Her seminal work is the book Body art and similar stories, The body as language, the first Italian work to analyze the phenomenon of Body Art, a current that sees the use of the body as a means to make art. Through personal reflections and the analysis of the works of over 60 artists, she creates a research and analysis text that will have great success and will influence subsequent currents of thought.
Her eye is projected towards contemporary art, which behind an apparent simplicity, an “ugliness”, an absence of rules, hides hidden and precious meanings, for those who know how to look for them.

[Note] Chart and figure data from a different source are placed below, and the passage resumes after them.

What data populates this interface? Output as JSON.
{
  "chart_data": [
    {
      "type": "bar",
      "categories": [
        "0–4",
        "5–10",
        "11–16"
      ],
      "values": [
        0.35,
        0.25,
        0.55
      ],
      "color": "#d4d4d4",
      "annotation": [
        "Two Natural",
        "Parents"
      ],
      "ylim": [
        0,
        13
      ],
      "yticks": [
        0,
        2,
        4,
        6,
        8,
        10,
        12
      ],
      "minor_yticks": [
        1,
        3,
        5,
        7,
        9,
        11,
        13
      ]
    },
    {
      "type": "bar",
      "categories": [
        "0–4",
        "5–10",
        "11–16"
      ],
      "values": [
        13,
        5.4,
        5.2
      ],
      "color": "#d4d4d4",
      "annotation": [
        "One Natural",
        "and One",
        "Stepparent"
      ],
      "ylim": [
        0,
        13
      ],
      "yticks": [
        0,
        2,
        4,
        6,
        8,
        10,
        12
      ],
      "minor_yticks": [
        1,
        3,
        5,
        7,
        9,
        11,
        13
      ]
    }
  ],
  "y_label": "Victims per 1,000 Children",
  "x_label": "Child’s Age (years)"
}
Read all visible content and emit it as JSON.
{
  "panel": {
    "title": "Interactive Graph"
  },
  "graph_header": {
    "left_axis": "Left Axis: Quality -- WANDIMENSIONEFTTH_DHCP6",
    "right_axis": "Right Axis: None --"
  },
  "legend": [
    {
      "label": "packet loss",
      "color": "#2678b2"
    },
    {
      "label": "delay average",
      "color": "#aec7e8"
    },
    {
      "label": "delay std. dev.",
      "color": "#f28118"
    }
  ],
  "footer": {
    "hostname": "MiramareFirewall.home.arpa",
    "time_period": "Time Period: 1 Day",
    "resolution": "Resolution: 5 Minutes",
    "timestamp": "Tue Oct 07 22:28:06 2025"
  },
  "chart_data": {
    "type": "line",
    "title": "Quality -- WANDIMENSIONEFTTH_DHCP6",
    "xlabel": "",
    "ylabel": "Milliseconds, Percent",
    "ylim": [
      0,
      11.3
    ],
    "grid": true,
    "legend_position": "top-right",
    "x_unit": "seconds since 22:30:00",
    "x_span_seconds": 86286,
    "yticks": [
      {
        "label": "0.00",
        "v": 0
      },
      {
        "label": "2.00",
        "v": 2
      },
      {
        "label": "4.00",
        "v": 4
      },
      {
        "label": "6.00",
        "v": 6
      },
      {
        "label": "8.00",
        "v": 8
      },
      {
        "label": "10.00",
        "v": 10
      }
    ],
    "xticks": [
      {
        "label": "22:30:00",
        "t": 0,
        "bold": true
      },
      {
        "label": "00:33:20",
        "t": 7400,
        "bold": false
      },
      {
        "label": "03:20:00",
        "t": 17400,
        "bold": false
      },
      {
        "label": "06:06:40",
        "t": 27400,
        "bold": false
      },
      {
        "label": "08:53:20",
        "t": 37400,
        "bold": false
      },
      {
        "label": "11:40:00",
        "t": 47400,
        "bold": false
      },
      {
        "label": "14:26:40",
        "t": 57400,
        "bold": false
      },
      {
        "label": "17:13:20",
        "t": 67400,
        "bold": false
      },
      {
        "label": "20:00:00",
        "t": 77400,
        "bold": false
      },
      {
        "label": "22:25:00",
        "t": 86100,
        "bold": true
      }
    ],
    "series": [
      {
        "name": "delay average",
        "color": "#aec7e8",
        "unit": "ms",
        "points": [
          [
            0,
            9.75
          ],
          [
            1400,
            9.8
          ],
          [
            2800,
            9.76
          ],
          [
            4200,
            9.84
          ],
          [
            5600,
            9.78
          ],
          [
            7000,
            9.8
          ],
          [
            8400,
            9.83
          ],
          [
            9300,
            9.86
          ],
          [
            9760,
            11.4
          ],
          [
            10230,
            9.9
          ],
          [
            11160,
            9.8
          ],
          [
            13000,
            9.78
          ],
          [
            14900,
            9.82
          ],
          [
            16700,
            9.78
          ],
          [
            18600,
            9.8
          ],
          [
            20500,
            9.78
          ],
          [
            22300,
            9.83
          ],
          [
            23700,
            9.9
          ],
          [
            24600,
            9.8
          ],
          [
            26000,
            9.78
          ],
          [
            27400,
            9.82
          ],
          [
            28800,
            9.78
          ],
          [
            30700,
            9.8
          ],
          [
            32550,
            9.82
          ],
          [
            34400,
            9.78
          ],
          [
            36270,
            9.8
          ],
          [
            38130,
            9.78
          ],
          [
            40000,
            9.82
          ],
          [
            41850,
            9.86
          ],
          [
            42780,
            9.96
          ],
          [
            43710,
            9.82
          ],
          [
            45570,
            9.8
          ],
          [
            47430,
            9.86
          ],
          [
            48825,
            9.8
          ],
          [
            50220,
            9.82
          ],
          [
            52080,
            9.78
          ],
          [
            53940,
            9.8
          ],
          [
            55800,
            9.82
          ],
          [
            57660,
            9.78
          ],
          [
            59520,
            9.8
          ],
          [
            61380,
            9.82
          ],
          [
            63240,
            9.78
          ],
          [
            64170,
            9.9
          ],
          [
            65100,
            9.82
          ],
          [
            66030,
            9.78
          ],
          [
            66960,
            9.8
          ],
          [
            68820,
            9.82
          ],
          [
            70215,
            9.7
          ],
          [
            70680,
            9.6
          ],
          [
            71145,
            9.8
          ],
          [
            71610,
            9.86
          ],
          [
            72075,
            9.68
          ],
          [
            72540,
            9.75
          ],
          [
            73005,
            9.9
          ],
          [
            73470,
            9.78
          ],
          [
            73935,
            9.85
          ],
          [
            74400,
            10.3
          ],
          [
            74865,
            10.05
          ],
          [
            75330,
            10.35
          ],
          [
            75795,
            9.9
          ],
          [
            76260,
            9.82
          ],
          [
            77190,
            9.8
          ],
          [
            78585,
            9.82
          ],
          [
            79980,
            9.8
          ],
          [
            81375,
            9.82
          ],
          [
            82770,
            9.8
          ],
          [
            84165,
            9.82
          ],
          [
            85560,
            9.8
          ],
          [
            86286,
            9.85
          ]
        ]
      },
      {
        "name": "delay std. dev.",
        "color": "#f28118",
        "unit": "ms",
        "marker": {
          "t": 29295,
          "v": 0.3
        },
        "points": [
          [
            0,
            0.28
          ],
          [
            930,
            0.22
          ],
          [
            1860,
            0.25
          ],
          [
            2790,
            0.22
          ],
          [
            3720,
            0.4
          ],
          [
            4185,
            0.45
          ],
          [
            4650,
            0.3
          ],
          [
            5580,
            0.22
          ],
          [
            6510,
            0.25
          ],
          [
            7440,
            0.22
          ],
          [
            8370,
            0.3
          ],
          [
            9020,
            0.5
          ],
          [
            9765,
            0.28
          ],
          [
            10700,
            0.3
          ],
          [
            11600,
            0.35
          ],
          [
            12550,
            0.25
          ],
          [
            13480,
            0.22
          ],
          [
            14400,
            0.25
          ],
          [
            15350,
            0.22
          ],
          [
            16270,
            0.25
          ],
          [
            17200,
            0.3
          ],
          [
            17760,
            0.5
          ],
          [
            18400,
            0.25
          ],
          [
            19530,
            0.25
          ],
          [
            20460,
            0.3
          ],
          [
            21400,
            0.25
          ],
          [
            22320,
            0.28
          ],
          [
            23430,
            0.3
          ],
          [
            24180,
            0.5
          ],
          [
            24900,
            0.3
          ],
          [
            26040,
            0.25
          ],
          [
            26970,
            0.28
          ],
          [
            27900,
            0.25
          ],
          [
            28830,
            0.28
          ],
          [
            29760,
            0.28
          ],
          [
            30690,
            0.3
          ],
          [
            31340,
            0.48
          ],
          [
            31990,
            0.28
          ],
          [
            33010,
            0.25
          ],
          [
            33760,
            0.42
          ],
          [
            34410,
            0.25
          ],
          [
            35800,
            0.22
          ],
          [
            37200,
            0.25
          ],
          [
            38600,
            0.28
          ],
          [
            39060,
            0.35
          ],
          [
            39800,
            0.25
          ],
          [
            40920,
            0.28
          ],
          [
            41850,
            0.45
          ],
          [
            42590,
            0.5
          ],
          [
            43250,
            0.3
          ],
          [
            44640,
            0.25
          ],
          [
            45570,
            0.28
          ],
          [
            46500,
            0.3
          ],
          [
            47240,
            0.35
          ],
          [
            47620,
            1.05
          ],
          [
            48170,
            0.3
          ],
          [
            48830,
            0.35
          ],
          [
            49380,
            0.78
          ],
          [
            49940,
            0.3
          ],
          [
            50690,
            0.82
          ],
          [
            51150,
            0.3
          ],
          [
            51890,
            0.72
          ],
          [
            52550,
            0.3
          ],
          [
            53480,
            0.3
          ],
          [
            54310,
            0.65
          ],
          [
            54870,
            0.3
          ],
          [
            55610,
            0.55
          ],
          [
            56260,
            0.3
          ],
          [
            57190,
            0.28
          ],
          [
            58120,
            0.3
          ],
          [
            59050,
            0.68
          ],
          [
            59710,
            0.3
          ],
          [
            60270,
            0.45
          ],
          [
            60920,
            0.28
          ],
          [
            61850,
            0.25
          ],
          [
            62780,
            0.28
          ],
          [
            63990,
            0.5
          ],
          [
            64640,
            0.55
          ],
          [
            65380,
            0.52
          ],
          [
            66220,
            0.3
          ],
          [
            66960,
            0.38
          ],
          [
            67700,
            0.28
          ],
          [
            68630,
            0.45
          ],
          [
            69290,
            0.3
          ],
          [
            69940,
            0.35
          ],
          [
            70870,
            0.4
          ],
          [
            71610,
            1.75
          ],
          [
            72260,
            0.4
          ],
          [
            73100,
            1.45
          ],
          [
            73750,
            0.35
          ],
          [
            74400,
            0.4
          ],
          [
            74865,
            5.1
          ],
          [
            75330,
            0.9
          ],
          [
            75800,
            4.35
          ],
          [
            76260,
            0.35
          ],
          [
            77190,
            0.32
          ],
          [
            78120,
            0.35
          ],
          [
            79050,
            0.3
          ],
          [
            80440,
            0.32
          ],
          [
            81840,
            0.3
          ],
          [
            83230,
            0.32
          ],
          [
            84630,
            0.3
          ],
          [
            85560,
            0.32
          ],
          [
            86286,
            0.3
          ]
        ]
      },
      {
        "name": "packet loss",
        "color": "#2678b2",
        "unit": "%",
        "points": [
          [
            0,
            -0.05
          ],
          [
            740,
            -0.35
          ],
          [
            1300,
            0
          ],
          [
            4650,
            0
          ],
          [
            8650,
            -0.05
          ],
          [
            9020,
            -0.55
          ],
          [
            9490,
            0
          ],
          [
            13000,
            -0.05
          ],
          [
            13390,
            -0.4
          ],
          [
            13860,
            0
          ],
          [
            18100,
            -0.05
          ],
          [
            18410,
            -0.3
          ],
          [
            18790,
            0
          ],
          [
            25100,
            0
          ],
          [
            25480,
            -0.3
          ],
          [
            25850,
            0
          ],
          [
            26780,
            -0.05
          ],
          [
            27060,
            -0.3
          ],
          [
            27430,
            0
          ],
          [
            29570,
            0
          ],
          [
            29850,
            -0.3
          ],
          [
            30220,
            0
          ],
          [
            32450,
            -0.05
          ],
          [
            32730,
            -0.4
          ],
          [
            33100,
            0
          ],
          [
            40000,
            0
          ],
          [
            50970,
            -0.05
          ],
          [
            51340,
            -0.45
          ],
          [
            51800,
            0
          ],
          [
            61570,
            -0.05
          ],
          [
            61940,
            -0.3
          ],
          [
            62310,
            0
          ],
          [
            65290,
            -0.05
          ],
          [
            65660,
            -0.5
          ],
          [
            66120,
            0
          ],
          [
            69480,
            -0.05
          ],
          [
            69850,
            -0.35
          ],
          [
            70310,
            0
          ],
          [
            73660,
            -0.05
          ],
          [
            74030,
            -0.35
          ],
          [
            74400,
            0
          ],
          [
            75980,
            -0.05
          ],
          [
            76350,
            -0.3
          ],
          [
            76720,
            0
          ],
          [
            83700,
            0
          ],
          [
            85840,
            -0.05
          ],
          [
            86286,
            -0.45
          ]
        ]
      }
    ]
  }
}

The feminine is an essential element in the universe of Lea Vergine. The gaze of the woman, historically subordinate, contains something subversive, a “marginalization” worthy of being valued. This is why she has always tried to exalt and highlight the works of the artists: it is impossible not to mention the exhibition The other half of the avant-garde (1910-1940), organized in 1980 at the Palazzo Reale in Milan, dedicated to the works of painters and sculptors in the groups of the avant-gardes.
An acute figure, attentive to changes in society, observer of people and personalities, a lover of writing and the power of the word, she lashed out energetically against sexism (in the 1960s she sued a journalist who supported an art conference that the public came only to see her legs, not to hear her) and throughout her life she went in search of a difficult, tragic hidden beauty, of the beauty of art that as she provocatively said “is not a matter for people to well”.